True cost of lockdowns emerging
The worst fears about the hidden cost of the pandemic response on mental health and youth crisis are being realised. Hospital admissions of youths who have self-harmed are rising alongside the escalating financial cost from tight restrictions on social contact. All of these factors must be taken into consideration as political leaders and parents weigh the difficult decisions on extending vaccinations to children, reopening schools, and the timing of an end to lockdowns and a reopening of state borders. Damon Johnston reports on Saturday that a secret report to the Andrews government shows more than 340 teenagers a week have been admitted to hospital suffering mental health emergencies in Victoria. The six-week average to May 30 is a 57 per cent increase on the corresponding period last year. The 16-page report reveals an average of 156 teens a week were rushed to hospital after self-harming and suffering suicidal thoughts, an 88 per cent increase on last year. The most serious cases, where teens required resuscitation and emergency treatment, surged to a six-weekly average of 37.3 cases to the end of May, an 83 per cent rise on last year and a 162 per cent increase on 2019. While Victoria has experienced the longest period in lockdown, there is no reason to believe the problem with youth at risk is confined to that state.
Wesfarmers chief executive Rob Scott warned of tough times ahead amid the economic and mental health toll taken by lockdowns across the country. Mr Scott said we rapidly were approaching the situation where “the benefits of widespread, prolonged lockdowns don’t outweigh the negative consequences of lockdown”. He said there was a serious social, economic and mental health impact from extended lockdowns, and we are starting to see that.
The economic impact also is becoming much greater and more obvious. It is possible that next week Australia again will be seen to be in a technical recession, with two quarters of negative growth, after revisions downwards to the June quarter data. Meanwhile, the latest estimates are that the Delta outbreak and lockdowns that effectively have closed NSW and Victoria will come at a cost of $41bn to the federal budget. Deloitte Access Economics partner Chris Richardson projected the federal deficit would widen by $41bn in 2021-22 to nearly $150bn, based on Treasury’s forecast for a $107bn underlying cash deficit in the May budget. About one-third of the blowout was accounted for by additional spending and the rest by loss of revenue and higher welfare payments.
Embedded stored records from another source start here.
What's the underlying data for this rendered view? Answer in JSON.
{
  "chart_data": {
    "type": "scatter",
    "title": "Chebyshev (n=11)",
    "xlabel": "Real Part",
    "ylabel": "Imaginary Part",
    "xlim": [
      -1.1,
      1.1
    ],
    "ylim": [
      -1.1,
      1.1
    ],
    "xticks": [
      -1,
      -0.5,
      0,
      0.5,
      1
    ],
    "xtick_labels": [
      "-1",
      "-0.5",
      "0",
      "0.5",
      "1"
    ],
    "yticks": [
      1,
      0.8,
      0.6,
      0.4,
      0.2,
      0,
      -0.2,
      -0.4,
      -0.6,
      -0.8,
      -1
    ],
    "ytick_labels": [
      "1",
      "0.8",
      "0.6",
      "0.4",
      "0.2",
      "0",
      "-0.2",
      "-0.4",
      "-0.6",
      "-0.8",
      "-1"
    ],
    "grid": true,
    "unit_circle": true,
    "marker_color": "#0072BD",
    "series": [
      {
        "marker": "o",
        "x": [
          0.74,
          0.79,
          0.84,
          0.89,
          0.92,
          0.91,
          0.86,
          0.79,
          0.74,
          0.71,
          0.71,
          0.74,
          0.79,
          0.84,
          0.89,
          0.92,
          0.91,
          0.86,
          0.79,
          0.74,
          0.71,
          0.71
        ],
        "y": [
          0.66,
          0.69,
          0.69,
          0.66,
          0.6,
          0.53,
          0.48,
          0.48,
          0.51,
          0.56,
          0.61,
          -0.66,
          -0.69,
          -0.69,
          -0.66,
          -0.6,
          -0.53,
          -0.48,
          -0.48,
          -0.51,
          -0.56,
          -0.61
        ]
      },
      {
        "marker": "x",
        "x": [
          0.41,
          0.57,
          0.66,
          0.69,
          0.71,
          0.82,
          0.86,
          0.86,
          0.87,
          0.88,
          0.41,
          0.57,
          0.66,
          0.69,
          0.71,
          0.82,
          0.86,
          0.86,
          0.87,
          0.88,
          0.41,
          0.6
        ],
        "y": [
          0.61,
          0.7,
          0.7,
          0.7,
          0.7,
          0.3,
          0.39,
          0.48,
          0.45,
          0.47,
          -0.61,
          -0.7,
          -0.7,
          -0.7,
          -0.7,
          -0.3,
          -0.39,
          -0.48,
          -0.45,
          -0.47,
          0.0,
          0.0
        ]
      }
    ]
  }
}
The mounting social and economic costs are the backdrop against which decisions must be made about how to bring the nation out of lockdown and back into the bigger world. The Morrison government is sticking to a road map from the Doherty Institute that says it will be possible to lift restrictions when vaccination rates rise to between 70 and 80 per cent. The latest advice from Doherty is that reopening Australia with thousands of Covid-19 cases active in the community will not lead to more deaths over six months than waiting for virus cases to be contained at low numbers.
As vaccination rates increase in the adult population, Scott Morrison announced on Friday that vaccination programs would open for 12-15-year-olds next month. Vaccinating the young is a difficult decision for many parents but the health advice is now in. Federal Health Minister Greg Hunt said Australia’s immunisation expert panel had approved the use of the Pfizer vaccine on 12-15-year-olds. He said all children aged 12 to 15 would be vaccinated this year. So far, 18.4 million Covid-19 injections have been delivered in Australia, with 11.5 million people receiving their first dose.
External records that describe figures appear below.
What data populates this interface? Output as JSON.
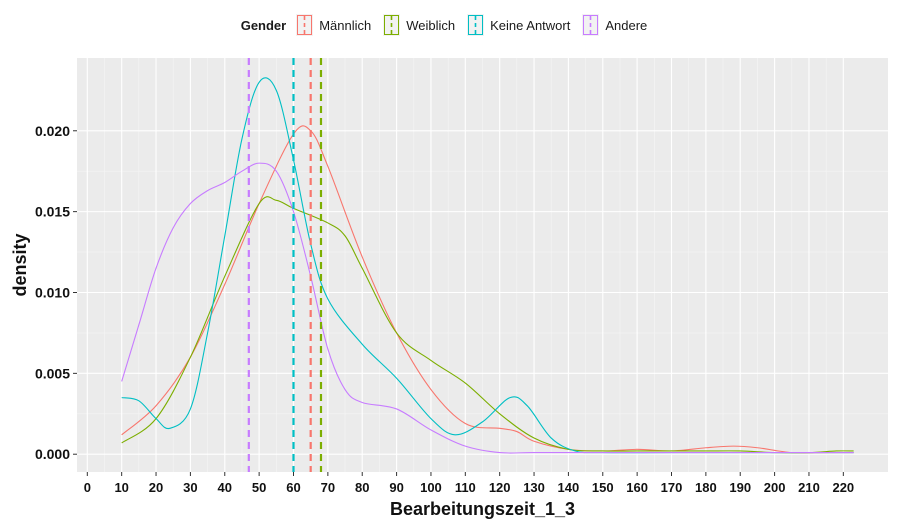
{
  "chart_data": {
    "type": "line",
    "title": "",
    "xlabel": "Bearbeitungszeit_1_3",
    "ylabel": "density",
    "xlim": [
      -3,
      233
    ],
    "ylim": [
      -0.0011,
      0.0245
    ],
    "x_ticks": [
      0,
      10,
      20,
      30,
      40,
      50,
      60,
      70,
      80,
      90,
      100,
      110,
      120,
      130,
      140,
      150,
      160,
      170,
      180,
      190,
      200,
      210,
      220
    ],
    "y_ticks": [
      0.0,
      0.005,
      0.01,
      0.015,
      0.02
    ],
    "y_tick_labels": [
      "0.000",
      "0.005",
      "0.010",
      "0.015",
      "0.020"
    ],
    "legend": {
      "title": "Gender",
      "position": "top"
    },
    "grid": true,
    "series": [
      {
        "name": "Männlich",
        "color": "#F8766D",
        "mean": 65,
        "points": [
          [
            10,
            0.0012
          ],
          [
            20,
            0.003
          ],
          [
            30,
            0.006
          ],
          [
            40,
            0.0105
          ],
          [
            50,
            0.0155
          ],
          [
            60,
            0.0198
          ],
          [
            65,
            0.02
          ],
          [
            70,
            0.0178
          ],
          [
            80,
            0.0122
          ],
          [
            90,
            0.0075
          ],
          [
            100,
            0.004
          ],
          [
            110,
            0.0019
          ],
          [
            120,
            0.0016
          ],
          [
            125,
            0.0014
          ],
          [
            130,
            0.0008
          ],
          [
            140,
            0.0003
          ],
          [
            150,
            0.0002
          ],
          [
            160,
            0.0003
          ],
          [
            170,
            0.0002
          ],
          [
            180,
            0.0004
          ],
          [
            188,
            0.0005
          ],
          [
            195,
            0.0004
          ],
          [
            205,
            0.0001
          ],
          [
            215,
            0.0001
          ],
          [
            223,
            0.0001
          ]
        ]
      },
      {
        "name": "Weiblich",
        "color": "#7CAE00",
        "mean": 68,
        "points": [
          [
            10,
            0.0007
          ],
          [
            20,
            0.0022
          ],
          [
            30,
            0.006
          ],
          [
            40,
            0.011
          ],
          [
            50,
            0.0155
          ],
          [
            55,
            0.0157
          ],
          [
            60,
            0.0152
          ],
          [
            70,
            0.0143
          ],
          [
            75,
            0.0135
          ],
          [
            80,
            0.0115
          ],
          [
            90,
            0.0075
          ],
          [
            100,
            0.0058
          ],
          [
            110,
            0.0044
          ],
          [
            120,
            0.0025
          ],
          [
            130,
            0.001
          ],
          [
            140,
            0.0003
          ],
          [
            150,
            0.0002
          ],
          [
            160,
            0.0002
          ],
          [
            170,
            0.0002
          ],
          [
            180,
            0.0002
          ],
          [
            190,
            0.0002
          ],
          [
            200,
            0.0001
          ],
          [
            210,
            0.0001
          ],
          [
            218,
            0.0002
          ],
          [
            223,
            0.0002
          ]
        ]
      },
      {
        "name": "Keine Antwort",
        "color": "#00BFC4",
        "mean": 60,
        "points": [
          [
            10,
            0.0035
          ],
          [
            15,
            0.0033
          ],
          [
            20,
            0.0022
          ],
          [
            24,
            0.0016
          ],
          [
            30,
            0.0028
          ],
          [
            35,
            0.0075
          ],
          [
            40,
            0.0135
          ],
          [
            45,
            0.0195
          ],
          [
            50,
            0.023
          ],
          [
            55,
            0.0225
          ],
          [
            60,
            0.0182
          ],
          [
            65,
            0.013
          ],
          [
            70,
            0.0096
          ],
          [
            80,
            0.0068
          ],
          [
            90,
            0.0047
          ],
          [
            100,
            0.0022
          ],
          [
            107,
            0.0012
          ],
          [
            115,
            0.002
          ],
          [
            123,
            0.0035
          ],
          [
            128,
            0.003
          ],
          [
            135,
            0.001
          ],
          [
            142,
            0.0002
          ],
          [
            150,
            0.0001
          ],
          [
            170,
            0.0001
          ],
          [
            200,
            0.0001
          ],
          [
            223,
            0.0001
          ]
        ]
      },
      {
        "name": "Andere",
        "color": "#C77CFF",
        "mean": 47,
        "points": [
          [
            10,
            0.0045
          ],
          [
            15,
            0.008
          ],
          [
            20,
            0.0115
          ],
          [
            25,
            0.014
          ],
          [
            30,
            0.0155
          ],
          [
            35,
            0.0163
          ],
          [
            40,
            0.0168
          ],
          [
            45,
            0.0175
          ],
          [
            50,
            0.018
          ],
          [
            55,
            0.0175
          ],
          [
            60,
            0.015
          ],
          [
            65,
            0.011
          ],
          [
            70,
            0.0065
          ],
          [
            75,
            0.004
          ],
          [
            80,
            0.0032
          ],
          [
            90,
            0.0028
          ],
          [
            100,
            0.0015
          ],
          [
            110,
            0.0005
          ],
          [
            120,
            0.0001
          ],
          [
            130,
            0.0001
          ],
          [
            150,
            0.0001
          ],
          [
            200,
            0.0001
          ],
          [
            223,
            0.0001
          ]
        ]
      }
    ]
  }
}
To reach the benchmark figure of 70 per cent to reopen, another three million Australians will need to get vaccinated. To reach 80 per cent coverage will require a further two million vaccine doses to be delivered. The introduction of social pressures to encourage vaccination appears to be working, with a pronounced increase in demand and drop in hesitancy.
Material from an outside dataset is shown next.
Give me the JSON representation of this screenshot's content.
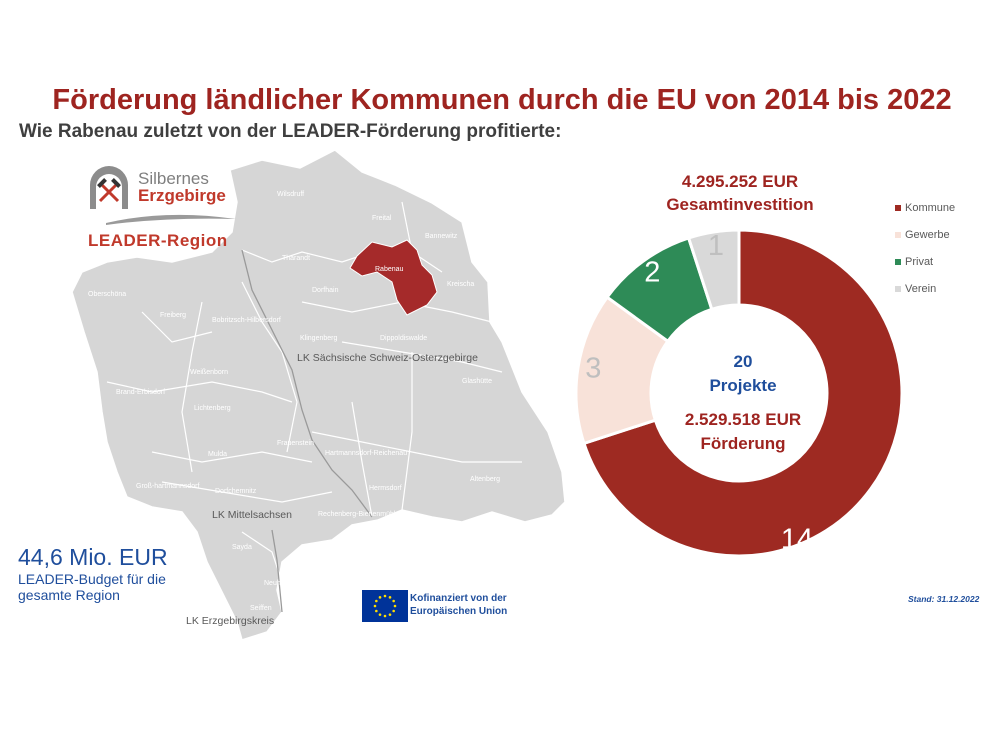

Success on this front underpins the need for a change in emphasis away from total case numbers towards hospital admissions. If handled properly, the transition from lockdown to healthcare management will produce a vastly different nation before the end of the year. Politically, the momentum appears to be shifting back towards the Prime Minister, but with a federal election looming there is still plenty that can go wrong, and Labor premiers and the federal opposition are continuing to hedge their bets.